Can a CIC pay dividends?
A CIC limited by shares can pay dividends to shareholders, but historically this was subject to a regulator-set dividend cap limiting the total dividend and the per-share dividend. The cap was significantly relaxed in 2014 to encourage social investment, but a CIC's overall distributions remain constrained by the asset lock principle, and the CIC Regulator's guidance should be checked for current limits.
How does a CIC compare to a registered charity?
A charity gets significant tax reliefs (exemption from tax on most income and gains applied for charitable purposes, Gift Aid on donations, business rates relief) but faces tighter restrictions on trading and cannot pay dividends to owners at all. A CIC gets none of the charity tax reliefs, pays full Corporation Tax, but has more flexibility -- including the ability to trade freely and pay a capped dividend to investors -- and faster, simpler setup than becoming a registered charity.
How does a CIC compare to a standard limited company?
A standard limited company has no asset lock and no restriction on distributing profits to shareholders, and can be dissolved with assets passing entirely to its members. A CIC gives up that flexibility in exchange for a recognised social enterprise brand, but is taxed identically to a standard company for Corporation Tax purposes -- there is no direct tax benefit to choosing CIC status over a standard limited company.
Can a CIC claim Gift Aid on donations it receives?
No. Gift Aid is only available to registered charities and Community Amateur Sports Clubs (CASCs). A CIC cannot claim Gift Aid on donations, even though it exists for community benefit -- this is a common misconception and a key reason some social enterprises choose charitable status instead of, or alongside, a CIC structure.
Does a CIC pay business rates relief like a charity?

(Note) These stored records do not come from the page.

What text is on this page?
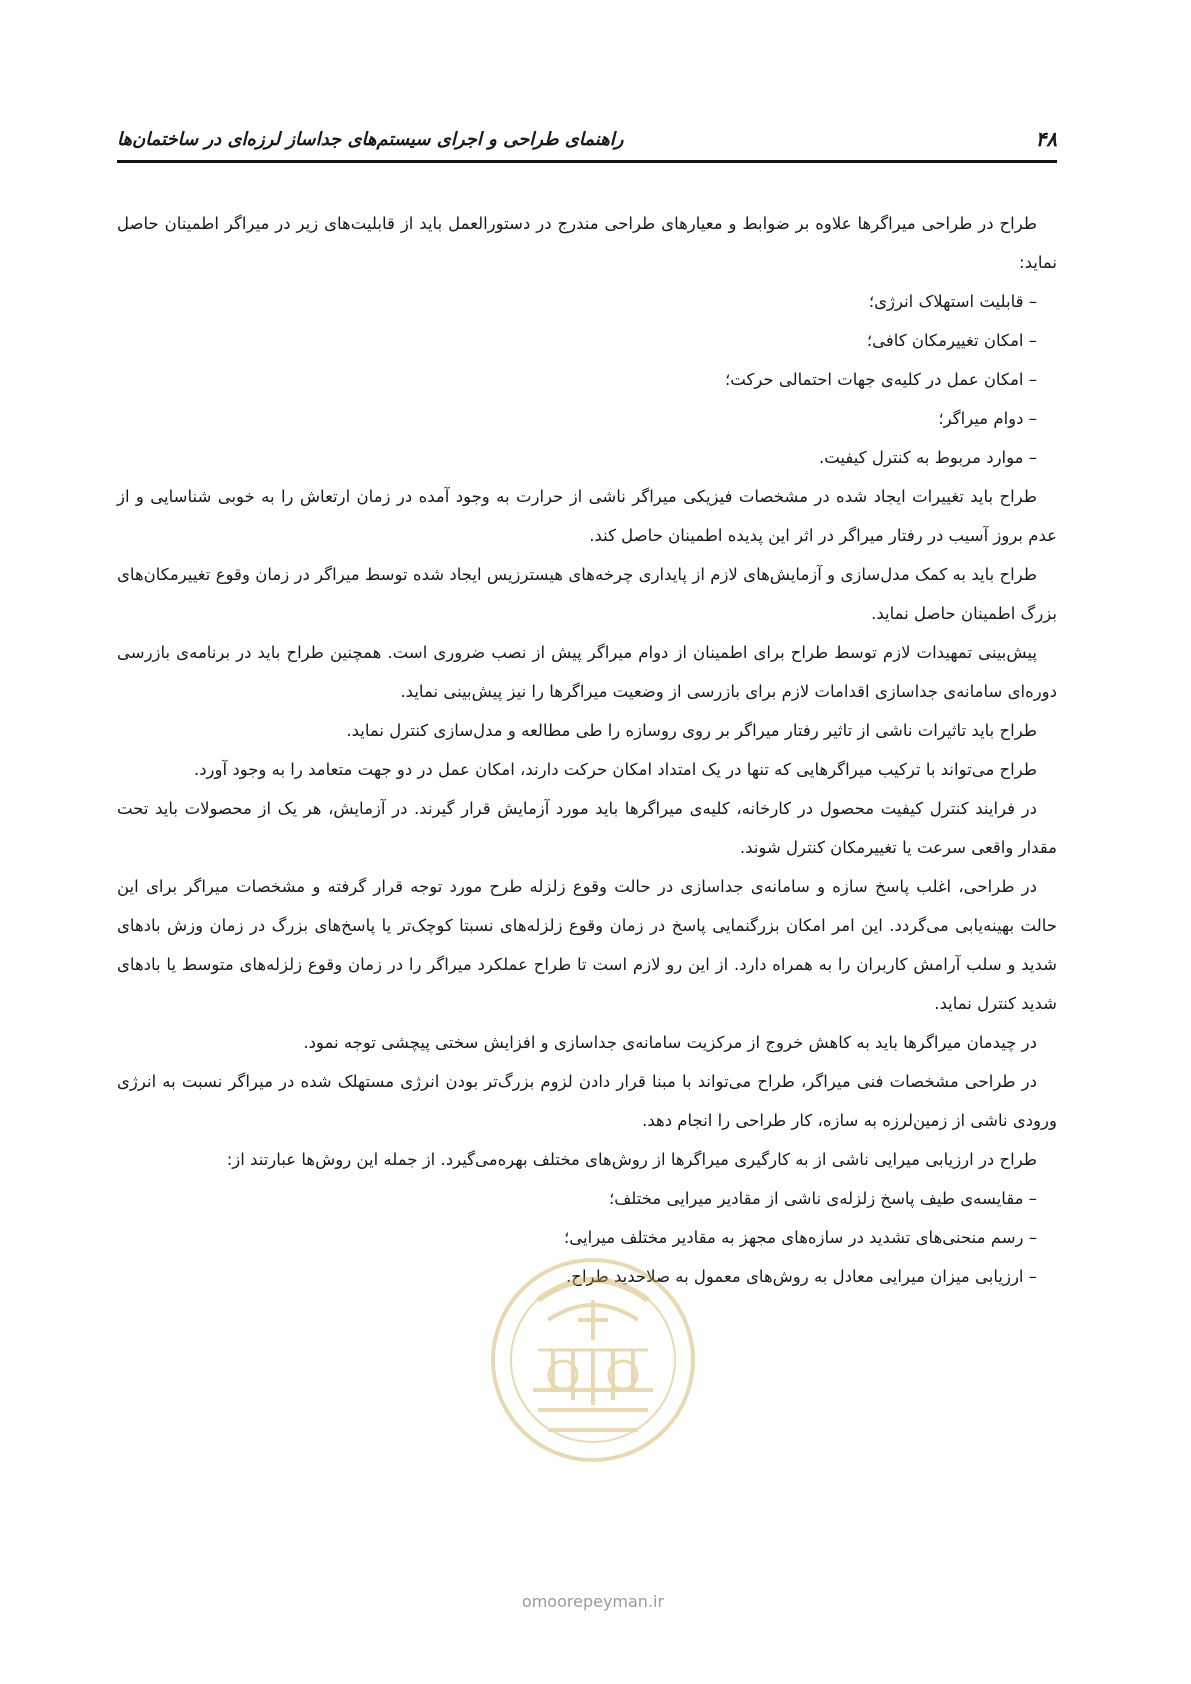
راهنمای طراحی و اجرای سیستم‌های جداساز لرزه‌ای در ساختمان‌ها	۴۸

طراح در طراحی میراگرها علاوه بر ضوابط و معیارهای طراحی مندرج در دستورالعمل باید از قابلیت‌های زیر در میراگر اطمینان حاصل نماید:

– قابلیت استهلاک انرژی؛

– امکان تغییرمکان کافی؛

– امکان عمل در کلیه‌ی جهات احتمالی حرکت؛

– دوام میراگر؛

– موارد مربوط به کنترل کیفیت.

طراح باید تغییرات ایجاد شده در مشخصات فیزیکی میراگر ناشی از حرارت به وجود آمده در زمان ارتعاش را به خوبی شناسایی و از عدم بروز آسیب در رفتار میراگر در اثر این پدیده اطمینان حاصل کند.

طراح باید به کمک مدل‌سازی و آزمایش‌های لازم از پایداری چرخه‌های هیسترزیس ایجاد شده توسط میراگر در زمان وقوع تغییرمکان‌های بزرگ اطمینان حاصل نماید.

پیش‌بینی تمهیدات لازم توسط طراح برای اطمینان از دوام میراگر پیش از نصب ضروری است. همچنین طراح باید در برنامه‌ی بازرسی دوره‌ای سامانه‌ی جداسازی اقدامات لازم برای بازرسی از وضعیت میراگرها را نیز پیش‌بینی نماید.

طراح باید تاثیرات ناشی از تاثیر رفتار میراگر بر روی روسازه را طی مطالعه و مدل‌سازی کنترل نماید.

طراح می‌تواند با ترکیب میراگرهایی که تنها در یک امتداد امکان حرکت دارند، امکان عمل در دو جهت متعامد را به وجود آورد.

در فرایند کنترل کیفیت محصول در کارخانه، کلیه‌ی میراگرها باید مورد آزمایش قرار گیرند. در آزمایش، هر یک از محصولات باید تحت مقدار واقعی سرعت یا تغییرمکان کنترل شوند.

در طراحی، اغلب پاسخ سازه و سامانه‌ی جداسازی در حالت وقوع زلزله طرح مورد توجه قرار گرفته و مشخصات میراگر برای این حالت بهینه‌یابی می‌گردد. این امر امکان بزرگنمایی پاسخ در زمان وقوع زلزله‌های نسبتا کوچک‌تر یا پاسخ‌های بزرگ در زمان وزش بادهای شدید و سلب آرامش کاربران را به همراه دارد. از این رو لازم است تا طراح عملکرد میراگر را در زمان وقوع زلزله‌های متوسط یا بادهای شدید کنترل نماید.

در چیدمان میراگرها باید به کاهش خروج از مرکزیت سامانه‌ی جداسازی و افزایش سختی پیچشی توجه نمود.

در طراحی مشخصات فنی میراگر، طراح می‌تواند با مبنا قرار دادن لزوم بزرگ‌تر بودن انرژی مستهلک شده در میراگر نسبت به انرژی ورودی ناشی از زمین‌لرزه به سازه، کار طراحی را انجام دهد.

طراح در ارزیابی میرایی ناشی از به کارگیری میراگرها از روش‌های مختلف بهره‌می‌گیرد. از جمله این روش‌ها عبارتند از:

– مقایسه‌ی طیف پاسخ زلزله‌ی ناشی از مقادیر میرایی مختلف؛

– رسم منحنی‌های تشدید در سازه‌های مجهز به مقادیر مختلف میرایی؛

– ارزیابی میزان میرایی معادل به روش‌های معمول به صلاحدید طراح.

omoorepeyman.ir
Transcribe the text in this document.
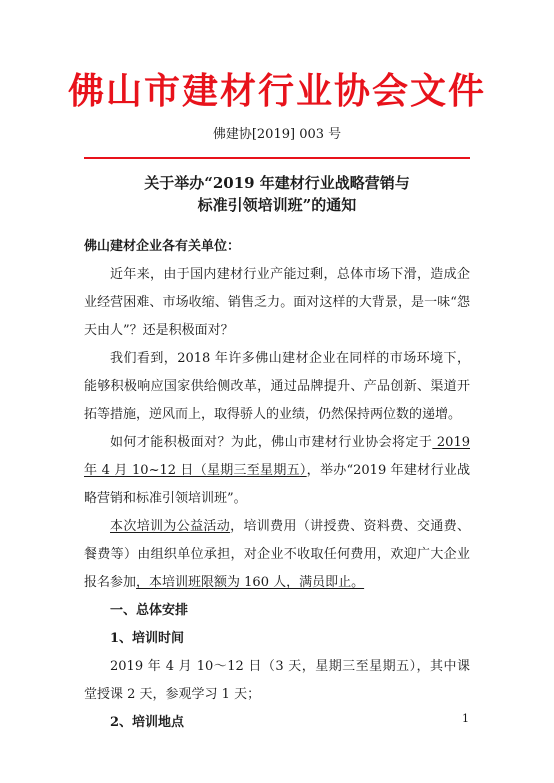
佛山市建材行业协会文件
佛建协[2019] 003 号
关于举办“2019 年建材行业战略营销与
标准引领培训班”的通知

佛山建材企业各有关单位：

近年来，由于国内建材行业产能过剩，总体市场下滑，造成企业经营困难、市场收缩、销售乏力。面对这样的大背景，是一味“怨天由人”？还是积极面对？

我们看到，2018 年许多佛山建材企业在同样的市场环境下，能够积极响应国家供给侧改革，通过品牌提升、产品创新、渠道开拓等措施，逆风而上，取得骄人的业绩，仍然保持两位数的递增。

如何才能积极面对？为此，佛山市建材行业协会将定于 2019 年 4 月 10~12 日（星期三至星期五），举办“2019 年建材行业战略营销和标准引领培训班”。

本次培训为公益活动，培训费用（讲授费、资料费、交通费、餐费等）由组织单位承担，对企业不收取任何费用，欢迎广大企业报名参加，本培训班限额为 160 人，满员即止。

一、总体安排

1、培训时间

2019 年 4 月 10～12 日（3 天，星期三至星期五），其中课堂授课 2 天，参观学习 1 天；

2、培训地点	1
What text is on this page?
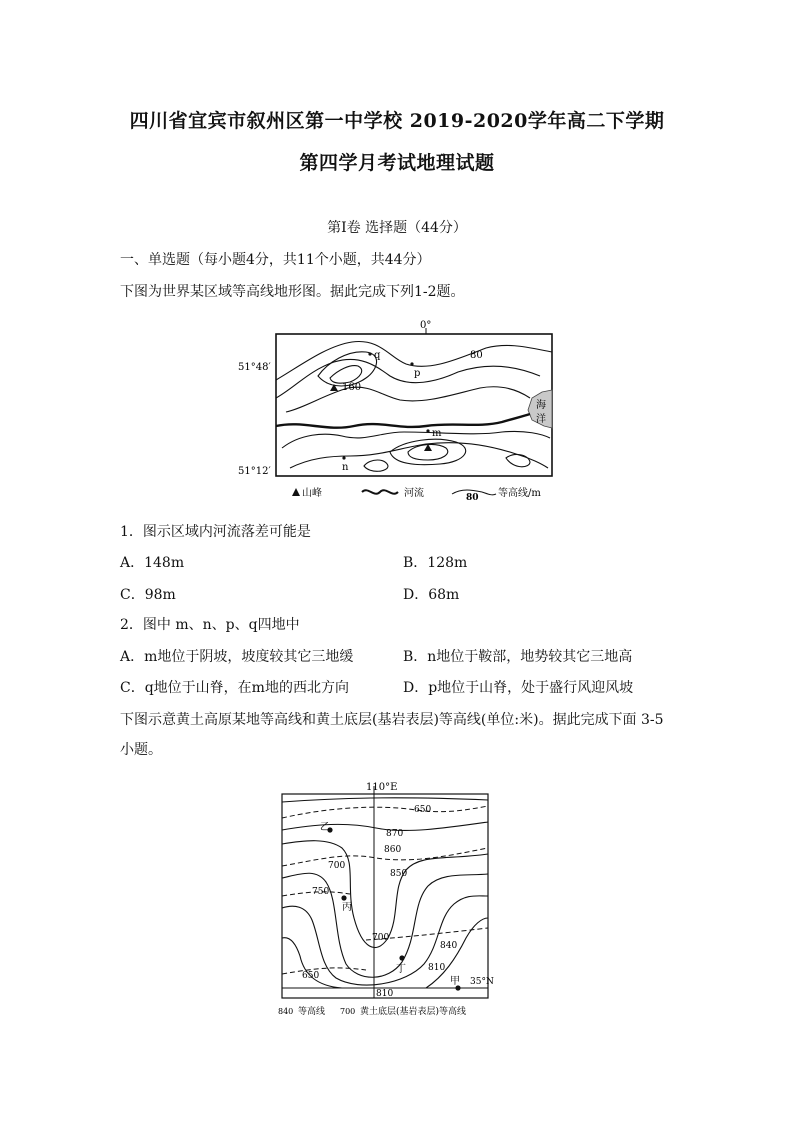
四川省宜宾市叙州区第一中学校 2019-2020学年高二下学期
第四学月考试地理试题
第Ⅰ卷 选择题（44分）
一、单选题（每小题4分，共11个小题，共44分）
下图为世界某区域等高线地形图。据此完成下列1-2题。
0°
51°48′
51°12′
海
洋
160
80
q
p
m
n
山峰	河流	80 等高线/m
1．图示区域内河流落差可能是
A．148m	B．128m
C．98m	D．68m
2．图中 m、n、p、q四地中
A．m地位于阴坡，坡度较其它三地缓	B．n地位于鞍部，地势较其它三地高
C．q地位于山脊，在m地的西北方向	D．p地位于山脊，处于盛行风迎风坡
下图示意黄土高原某地等高线和黄土底层(基岩表层)等高线(单位:米)。据此完成下面 3-5
小题。
110°E
35°N
650
870
860
700
850
750
700
840
810
650
810
乙
丙
丁
甲
840 等高线 700 黄土底层(基岩表层)等高线
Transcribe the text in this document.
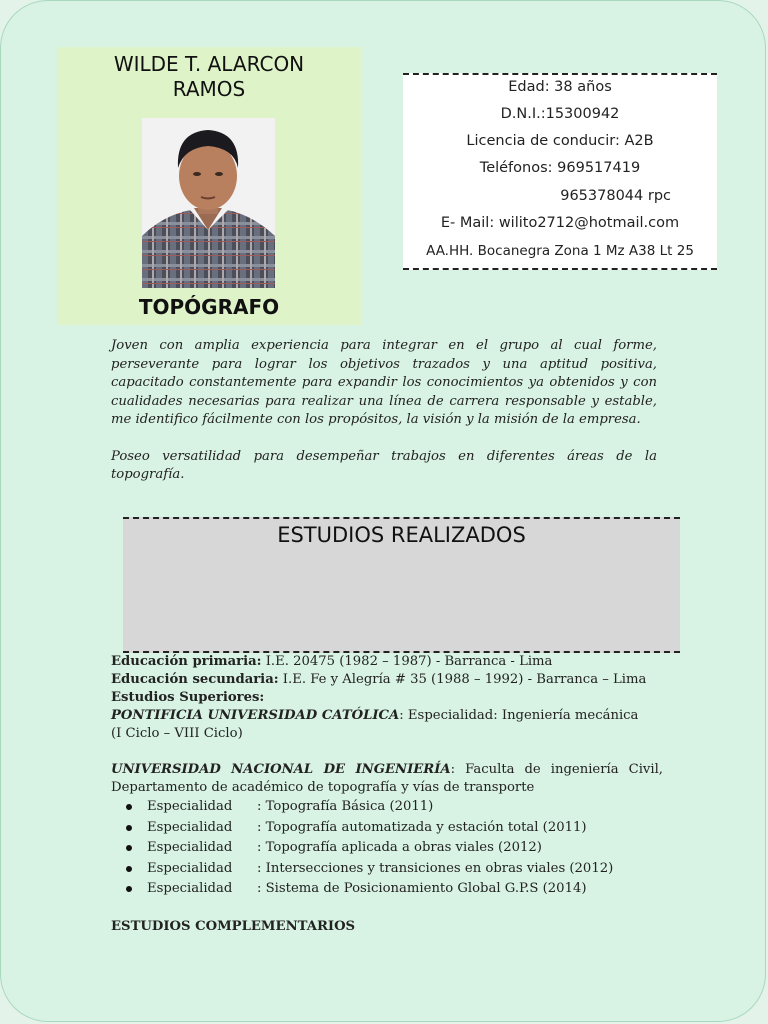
WILDE T. ALARCON
RAMOS
TOPÓGRAFO
Edad: 38 años
D.N.I.:15300942
Licencia de conducir: A2B
Teléfonos: 969517419
965378044 rpc
E- Mail: wilito2712@hotmail.com
AA.HH. Bocanegra Zona 1 Mz A38 Lt 25

Joven con amplia experiencia para integrar en el grupo al cual forme, perseverante para lograr los objetivos trazados y una aptitud positiva, capacitado constantemente para expandir los conocimientos ya obtenidos y con cualidades necesarias para realizar una línea de carrera responsable y estable, me identifico fácilmente con los propósitos, la visión y la misión de la empresa.

Poseo versatilidad para desempeñar trabajos en diferentes áreas de la topografía.

ESTUDIOS REALIZADOS
Educación primaria: I.E. 20475 (1982 – 1987) - Barranca - Lima
Educación secundaria: I.E. Fe y Alegría # 35 (1988 – 1992) - Barranca – Lima
Estudios Superiores:
PONTIFICIA UNIVERSIDAD CATÓLICA: Especialidad: Ingeniería mecánica
(I Ciclo – VIII Ciclo)
UNIVERSIDAD NACIONAL DE INGENIERÍA: Faculta de ingeniería Civil, Departamento de académico de topografía y vías de transporte
Especialidad : Topografía Básica (2011)
Especialidad : Topografía automatizada y estación total (2011)
Especialidad : Topografía aplicada a obras viales (2012)
Especialidad : Intersecciones y transiciones en obras viales (2012)
Especialidad : Sistema de Posicionamiento Global G.P.S (2014)
ESTUDIOS COMPLEMENTARIOS
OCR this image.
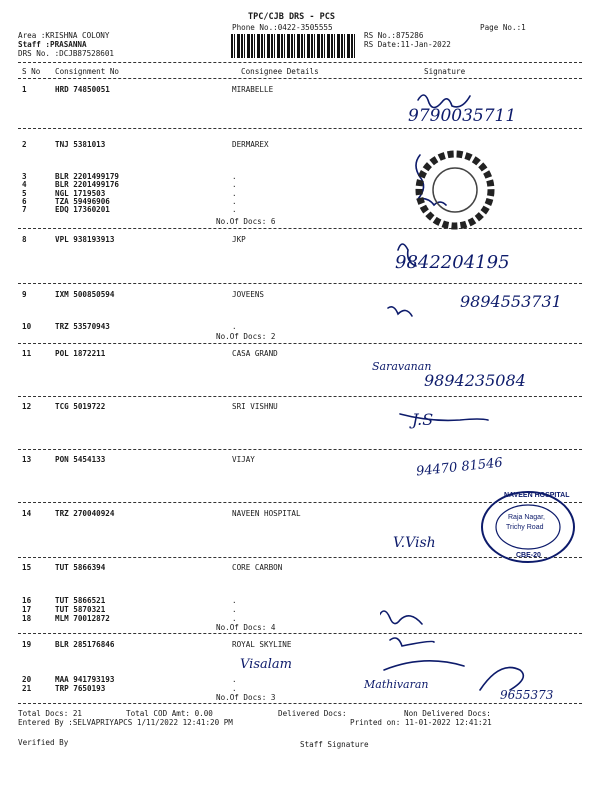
TPC/CJB DRS - PCS
Phone No.:0422-3505555	Page No.:1
Area :KRISHNA COLONY
Staff :PRASANNA
DRS No. :DCJB87528601
RS No.:875286
RS Date:11-Jan-2022
S No Consignment No	Consignee Details	Signature
1	HRD 74850051	MIRABELLE
2	TNJ 5381013	DERMAREX
3	BLR 2201499179	.
4	BLR 2201499176	.
5	NGL 1719503	.
6	TZA 59496906	.
7	EDQ 17360201	.
8	VPL 938193913	JKP
9	IXM 500850594	JOVEENS
10	TRZ 53570943	.
11	POL 1872211	CASA GRAND
12	TCG 5019722	SRI VISHNU
13	PON 5454133	VIJAY
14	TRZ 270040924	NAVEEN HOSPITAL
15	TUT 5866394	CORE CARBON
16	TUT 5866521	.
17	TUT 5870321	.
18	MLM 70012872	.
19	BLR 285176846	ROYAL SKYLINE
20	MAA 941793193	.
21	TRP 7650193	.
No.Of Docs: 6
No.Of Docs: 2
No.Of Docs: 4
No.Of Docs: 3
Total Docs: 21	Total COD Amt: 0.00	Delivered Docs:	Non Delivered Docs:
Entered By :SELVAPRIYAPCS 1/11/2022 12:41:20 PM	Printed on: 11-01-2022 12:41:21
Verified By	Staff Signature
9790035711
9842204195
9894553731
Saravanan
9894235084
J.S
94470 81546
V.Vish
Visalam
Mathivaran
9655373
NAVEEN HOSPITAL
Raja Nagar,
Trichy Road
CBE-20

Not automatically. Registered charities are entitled to mandatory 80% business rates relief on premises used for charitable purposes. A CIC has no equivalent mandatory relief, though local authorities have discretion to grant discretionary rate relief to CICs and other not-for-profit organisations -- this varies by council and is not guaranteed.
Can a CIC convert to or work alongside a charity?
A CIC cannot itself become a registered charity by simple conversion (the structures are legally distinct), but many social enterprises operate a charity and a CIC together, using the CIC for trading activity and the charity for grant-funded or charitable-purpose activity, with profits from the CIC sometimes donated to the linked charity via Gift Aid, which the CIC can pay as a company, even though it cannot receive Gift Aid itself.